Fri, Feb 13, 2009 - Page 6 News List

Scientists reveal first draft of the Neanderthal genome


In a development which could reveal the links between modern humans and their prehistoric cousins, scientists said yesterday they have mapped a first draft of the Neanderthal genome.

Researchers used DNA fragments extracted from three Croatian fossils to map out more than 60 percent of the entire Neanderthal genome by sequencing 3 billion bases of DNA.

“The Neanderthal genome sequence will clarify the evolutionary relationship between humans and Neanderthals, as well as help identify those genetic changes that enabled modern humans to leave Africa and rapidly spread around the world,” Germany’s Max Planck Institute for Evolutionary Anthropology said in a press release. “These DNA sequences can now be compared to the previously sequenced human and chimpanzee genomes in order to arrive at some initial insights into how the genome of this extinct form differed from that of modern humans.”
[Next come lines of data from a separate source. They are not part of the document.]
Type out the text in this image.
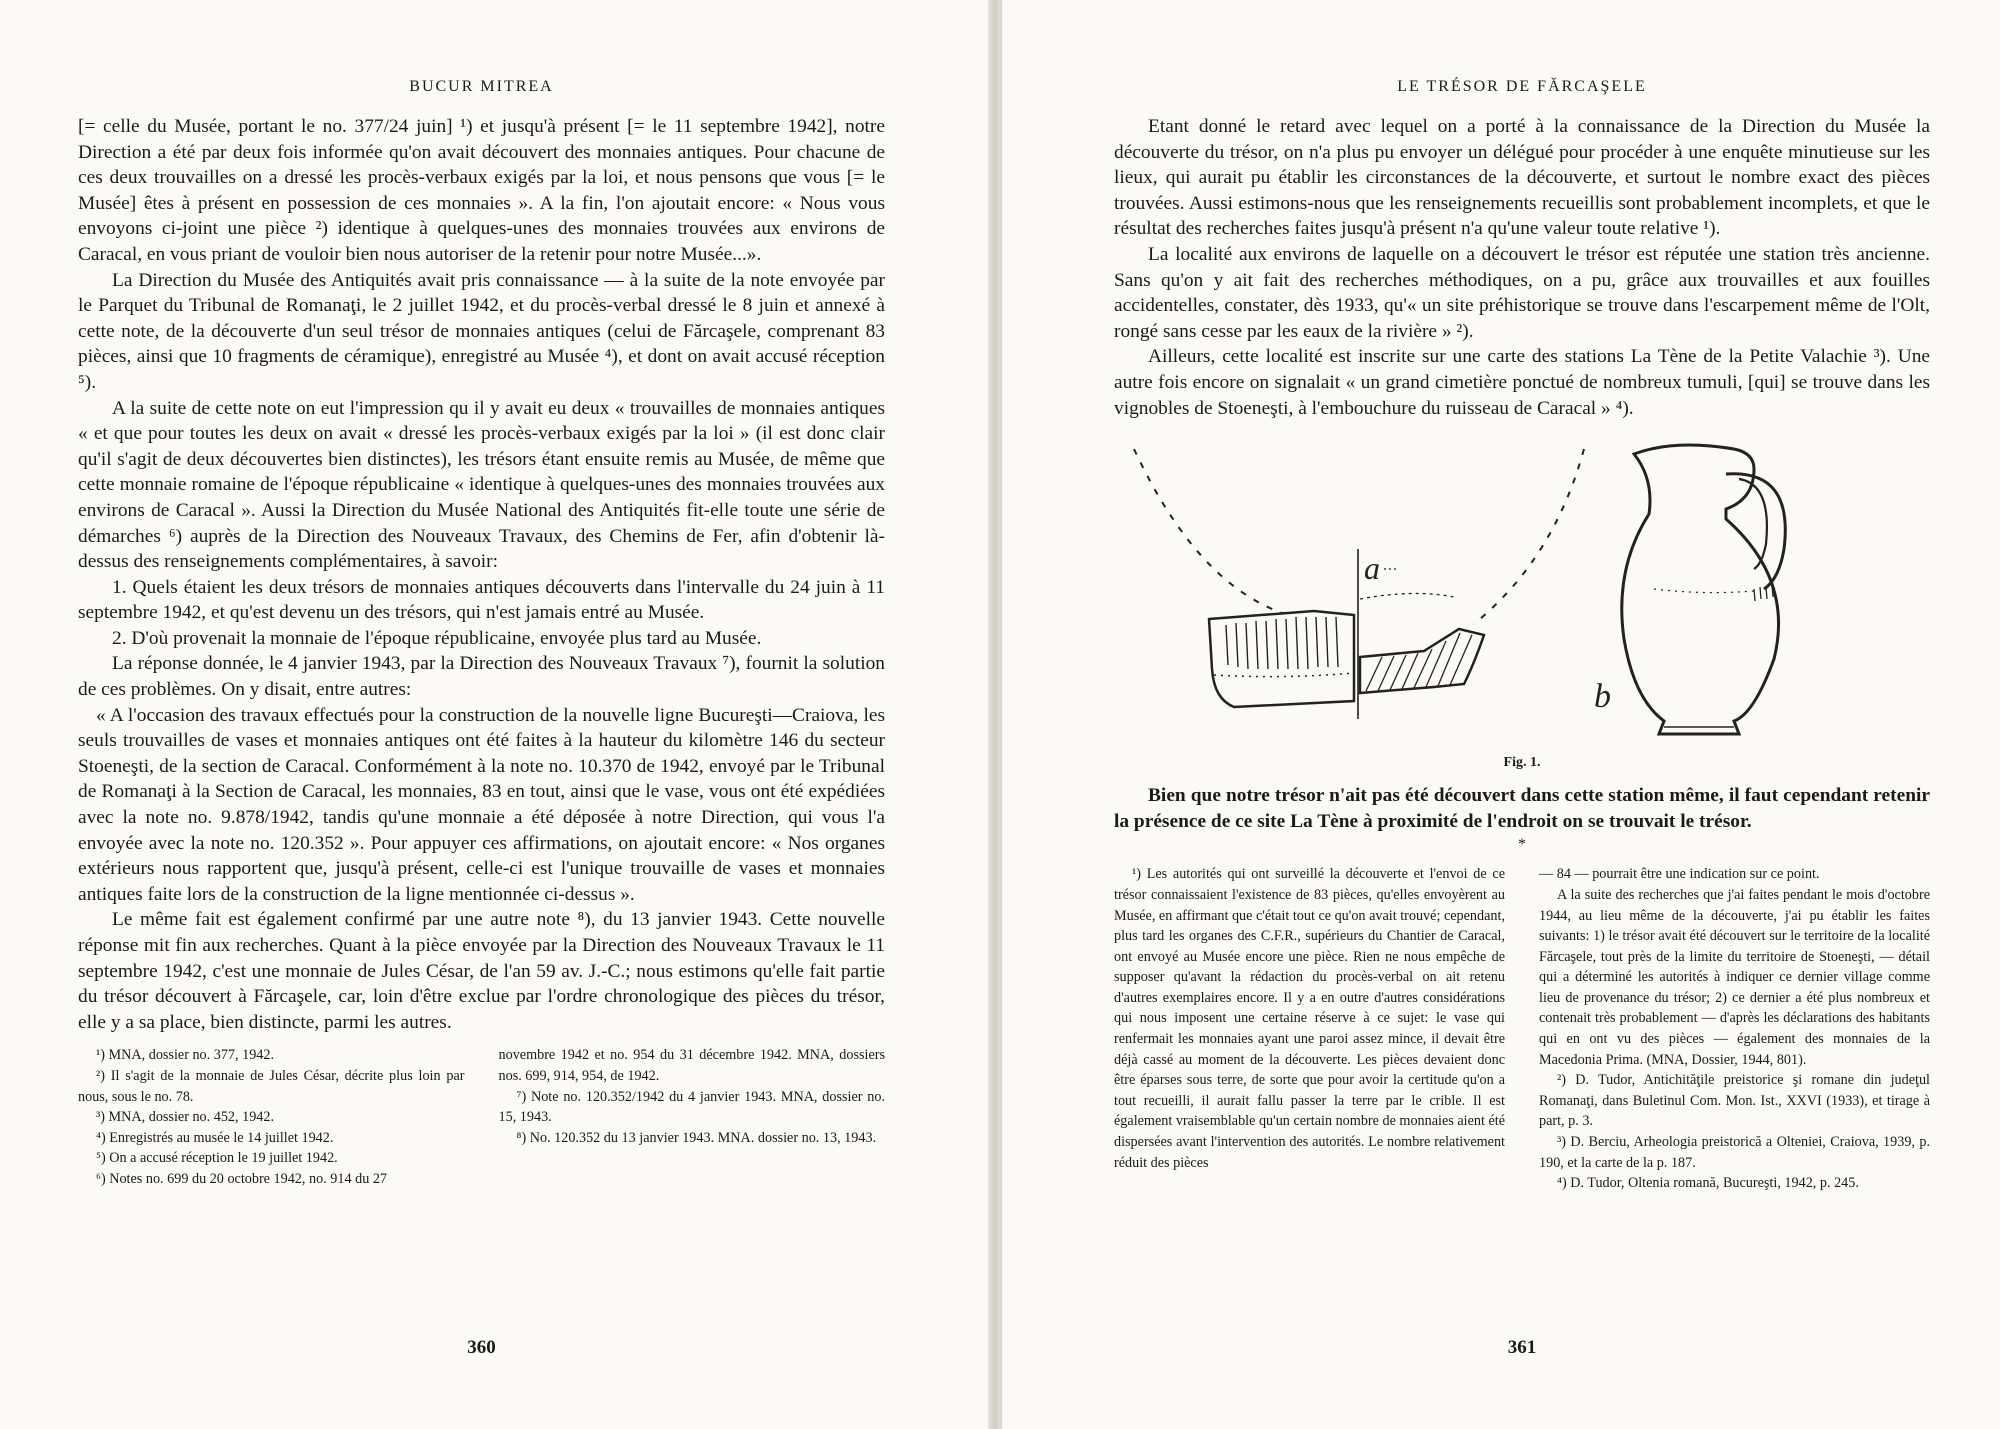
BUCUR MITREA

[= celle du Musée, portant le no. 377/24 juin] ¹) et jusqu'à présent [= le 11 septembre 1942], notre Direction a été par deux fois informée qu'on avait découvert des monnaies antiques. Pour chacune de ces deux trouvailles on a dressé les procès-verbaux exigés par la loi, et nous pensons que vous [= le Musée] êtes à présent en possession de ces monnaies ». A la fin, l'on ajoutait encore: « Nous vous envoyons ci-joint une pièce ²) identique à quelques-unes des monnaies trouvées aux environs de Caracal, en vous priant de vouloir bien nous autoriser de la retenir pour notre Musée...».

La Direction du Musée des Antiquités avait pris connaissance — à la suite de la note envoyée par le Parquet du Tribunal de Romanaţi, le 2 juillet 1942, et du procès-verbal dressé le 8 juin et annexé à cette note, de la découverte d'un seul trésor de monnaies antiques (celui de Fărcaşele, comprenant 83 pièces, ainsi que 10 fragments de céramique), enregistré au Musée ⁴), et dont on avait accusé réception ⁵).

A la suite de cette note on eut l'impression qu il y avait eu deux « trouvailles de monnaies antiques « et que pour toutes les deux on avait « dressé les procès-verbaux exigés par la loi » (il est donc clair qu'il s'agit de deux découvertes bien distinctes), les trésors étant ensuite remis au Musée, de même que cette monnaie romaine de l'époque républicaine « identique à quelques-unes des monnaies trouvées aux environs de Caracal ». Aussi la Direction du Musée National des Antiquités fit-elle toute une série de démarches ⁶) auprès de la Direction des Nouveaux Travaux, des Chemins de Fer, afin d'obtenir là-dessus des renseignements complémentaires, à savoir:

1. Quels étaient les deux trésors de monnaies antiques découverts dans l'intervalle du 24 juin à 11 septembre 1942, et qu'est devenu un des trésors, qui n'est jamais entré au Musée.

2. D'où provenait la monnaie de l'époque républicaine, envoyée plus tard au Musée.

La réponse donnée, le 4 janvier 1943, par la Direction des Nouveaux Travaux ⁷), fournit la solution de ces problèmes. On y disait, entre autres:

« A l'occasion des travaux effectués pour la construction de la nouvelle ligne Bucureşti—Craiova, les seuls trouvailles de vases et monnaies antiques ont été faites à la hauteur du kilomètre 146 du secteur Stoeneşti, de la section de Caracal. Conformément à la note no. 10.370 de 1942, envoyé par le Tribunal de Romanaţi à la Section de Caracal, les monnaies, 83 en tout, ainsi que le vase, vous ont été expédiées avec la note no. 9.878/1942, tandis qu'une monnaie a été déposée à notre Direction, qui vous l'a envoyée avec la note no. 120.352 ». Pour appuyer ces affirmations, on ajoutait encore: « Nos organes extérieurs nous rapportent que, jusqu'à présent, celle-ci est l'unique trouvaille de vases et monnaies antiques faite lors de la construction de la ligne mentionnée ci-dessus ».

Le même fait est également confirmé par une autre note ⁸), du 13 janvier 1943. Cette nouvelle réponse mit fin aux recherches. Quant à la pièce envoyée par la Direction des Nouveaux Travaux le 11 septembre 1942, c'est une monnaie de Jules César, de l'an 59 av. J.-C.; nous estimons qu'elle fait partie du trésor découvert à Fărcaşele, car, loin d'être exclue par l'ordre chronologique des pièces du trésor, elle y a sa place, bien distincte, parmi les autres.

¹) MNA, dossier no. 377, 1942.

²) Il s'agit de la monnaie de Jules César, décrite plus loin par nous, sous le no. 78.

³) MNA, dossier no. 452, 1942.

⁴) Enregistrés au musée le 14 juillet 1942.

⁵) On a accusé réception le 19 juillet 1942.

⁶) Notes no. 699 du 20 octobre 1942, no. 914 du 27

novembre 1942 et no. 954 du 31 décembre 1942. MNA, dossiers nos. 699, 914, 954, de 1942.

⁷) Note no. 120.352/1942 du 4 janvier 1943. MNA, dossier no. 15, 1943.

⁸) No. 120.352 du 13 janvier 1943. MNA. dossier no. 13, 1943.

360
LE TRÉSOR DE FĂRCAŞELE

Etant donné le retard avec lequel on a porté à la connaissance de la Direction du Musée la découverte du trésor, on n'a plus pu envoyer un délégué pour procéder à une enquête minutieuse sur les lieux, qui aurait pu établir les circonstances de la découverte, et surtout le nombre exact des pièces trouvées. Aussi estimons-nous que les renseignements recueillis sont probablement incomplets, et que le résultat des recherches faites jusqu'à présent n'a qu'une valeur toute relative ¹).

La localité aux environs de laquelle on a découvert le trésor est réputée une station très ancienne. Sans qu'on y ait fait des recherches méthodiques, on a pu, grâce aux trouvailles et aux fouilles accidentelles, constater, dès 1933, qu'« un site préhistorique se trouve dans l'escarpement même de l'Olt, rongé sans cesse par les eaux de la rivière » ²).

Ailleurs, cette localité est inscrite sur une carte des stations La Tène de la Petite Valachie ³). Une autre fois encore on signalait « un grand cimetière ponctué de nombreux tumuli, [qui] se trouve dans les vignobles de Stoeneşti, à l'embouchure du ruisseau de Caracal » ⁴).

a
b
Fig. 1.

Bien que notre trésor n'ait pas été découvert dans cette station même, il faut cependant retenir la présence de ce site La Tène à proximité de l'endroit on se trouvait le trésor.

*

¹) Les autorités qui ont surveillé la découverte et l'envoi de ce trésor connaissaient l'existence de 83 pièces, qu'elles envoyèrent au Musée, en affirmant que c'était tout ce qu'on avait trouvé; cependant, plus tard les organes des C.F.R., supérieurs du Chantier de Caracal, ont envoyé au Musée encore une pièce. Rien ne nous empêche de supposer qu'avant la rédaction du procès-verbal on ait retenu d'autres exemplaires encore. Il y a en outre d'autres considérations qui nous imposent une certaine réserve à ce sujet: le vase qui renfermait les monnaies ayant une paroi assez mince, il devait être déjà cassé au moment de la découverte. Les pièces devaient donc être éparses sous terre, de sorte que pour avoir la certitude qu'on a tout recueilli, il aurait fallu passer la terre par le crible. Il est également vraisemblable qu'un certain nombre de monnaies aient été dispersées avant l'intervention des autorités. Le nombre relativement réduit des pièces

— 84 — pourrait être une indication sur ce point.

A la suite des recherches que j'ai faites pendant le mois d'octobre 1944, au lieu même de la découverte, j'ai pu établir les faites suivants: 1) le trésor avait été découvert sur le territoire de la localité Fărcaşele, tout près de la limite du territoire de Stoeneşti, — détail qui a déterminé les autorités à indiquer ce dernier village comme lieu de provenance du trésor; 2) ce dernier a été plus nombreux et contenait très probablement — d'après les déclarations des habitants qui en ont vu des pièces — également des monnaies de la Macedonia Prima. (MNA, Dossier, 1944, 801).

²) D. Tudor, Antichităţile preistorice şi romane din judeţul Romanaţi, dans Buletinul Com. Mon. Ist., XXVI (1933), et tirage à part, p. 3.

³) D. Berciu, Arheologia preistorică a Olteniei, Craiova, 1939, p. 190, et la carte de la p. 187.

⁴) D. Tudor, Oltenia romană, Bucureşti, 1942, p. 245.

361
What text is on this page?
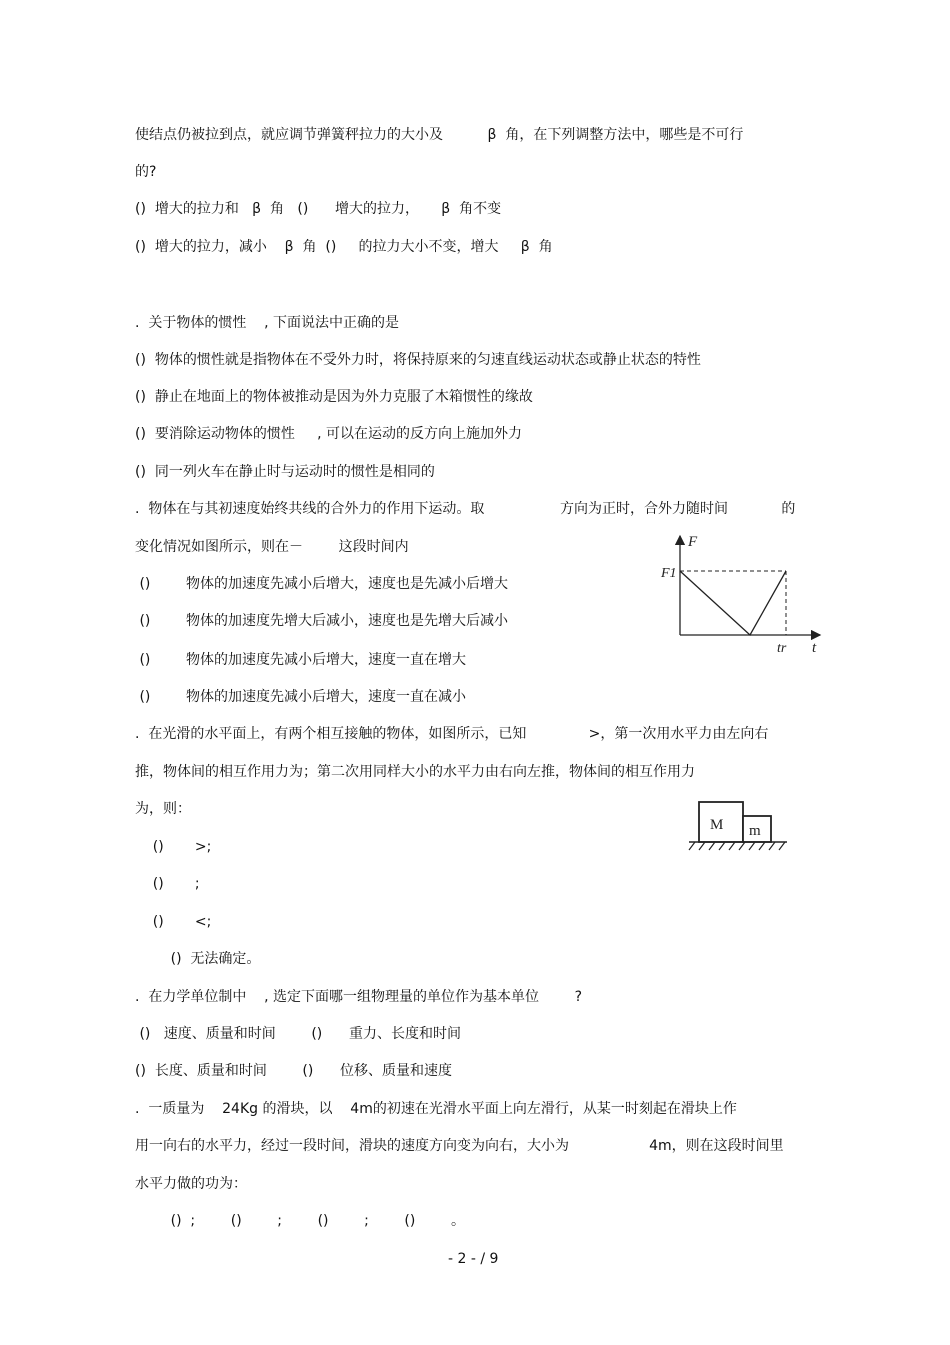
使结点仍被拉到点，就应调节弹簧秤拉力的大小及          β  角，在下列调整方法中，哪些是不可行
的?
()  增大的拉力和   β  角   ()      增大的拉力，     β  角不变
()  增大的拉力，减小    β  角  ()     的拉力大小不变，增大     β  角
.  关于物体的惯性    , 下面说法中正确的是
()  物体的惯性就是指物体在不受外力时，将保持原来的匀速直线运动状态或静止状态的特性
()  静止在地面上的物体被推动是因为外力克服了木箱惯性的缘故
()  要消除运动物体的惯性     , 可以在运动的反方向上施加外力
()  同一列火车在静止时与运动时的惯性是相同的
.  物体在与其初速度始终共线的合外力的作用下运动。取                 方向为正时，合外力随时间            的
变化情况如图所示，则在－        这段时间内
()        物体的加速度先减小后增大，速度也是先减小后增大
()        物体的加速度先增大后减小，速度也是先增大后减小
()        物体的加速度先减小后增大，速度一直在增大
()        物体的加速度先减小后增大，速度一直在减小
F
t
F1
tr
.  在光滑的水平面上，有两个相互接触的物体，如图所示，已知              >，第一次用水平力由左向右
推，物体间的相互作用力为；第二次用同样大小的水平力由右向左推，物体间的相互作用力
为，则：
()       >;
()       ;
()       <;
()  无法确定。
M m
.  在力学单位制中    , 选定下面哪一组物理量的单位作为基本单位        ?
()   速度、质量和时间        ()      重力、长度和时间
()  长度、质量和时间        ()      位移、质量和速度
.  一质量为    24Kg 的滑块，以    4m的初速在光滑水平面上向左滑行，从某一时刻起在滑块上作
用一向右的水平力，经过一段时间，滑块的速度方向变为向右，大小为                  4m，则在这段时间里
水平力做的功为：
()  ;        ()        ;        ()        ;        ()        。
- 2 - / 9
Research suggests that the last common ancestor of Neanderthals and humans lived about 660,000 years ago.

Neanderthals are widely believed to be the hominid form most closely related to present-day humans, although the precise relationship remains unclear.

The squat, low-browed Neanderthals lived in parts of Europe, Central Asia and the Middle East for around 170,000 years, but traces of them disappear some 28,000 years ago, their last known refuge being Gibraltar.


Why they died out is a matter of furious debate, because they co-existed alongside modern man.

Some argue Neanderthals were slowly wiped out by the smarter Homo sapiens in the competition for resources.

Other contend that interbreeding took place, which explains why the Neanderthal line died out, but implies that we could have Neanderthal heritage in our genome today.

Lead researcher Svante Paabo has organized a consortium of researchers from around the world to help analyze the Neanderthal genome. They will examine a number of genes that have been identified as playing a role in recent human evolution, including those implicated in brain aging and development which have been suggested to have come from Neanderthals.

“The preliminary results suggest that Neanderthals have contributed, at most, a very small fraction of the variation found in contemporary human populations,” the institute said.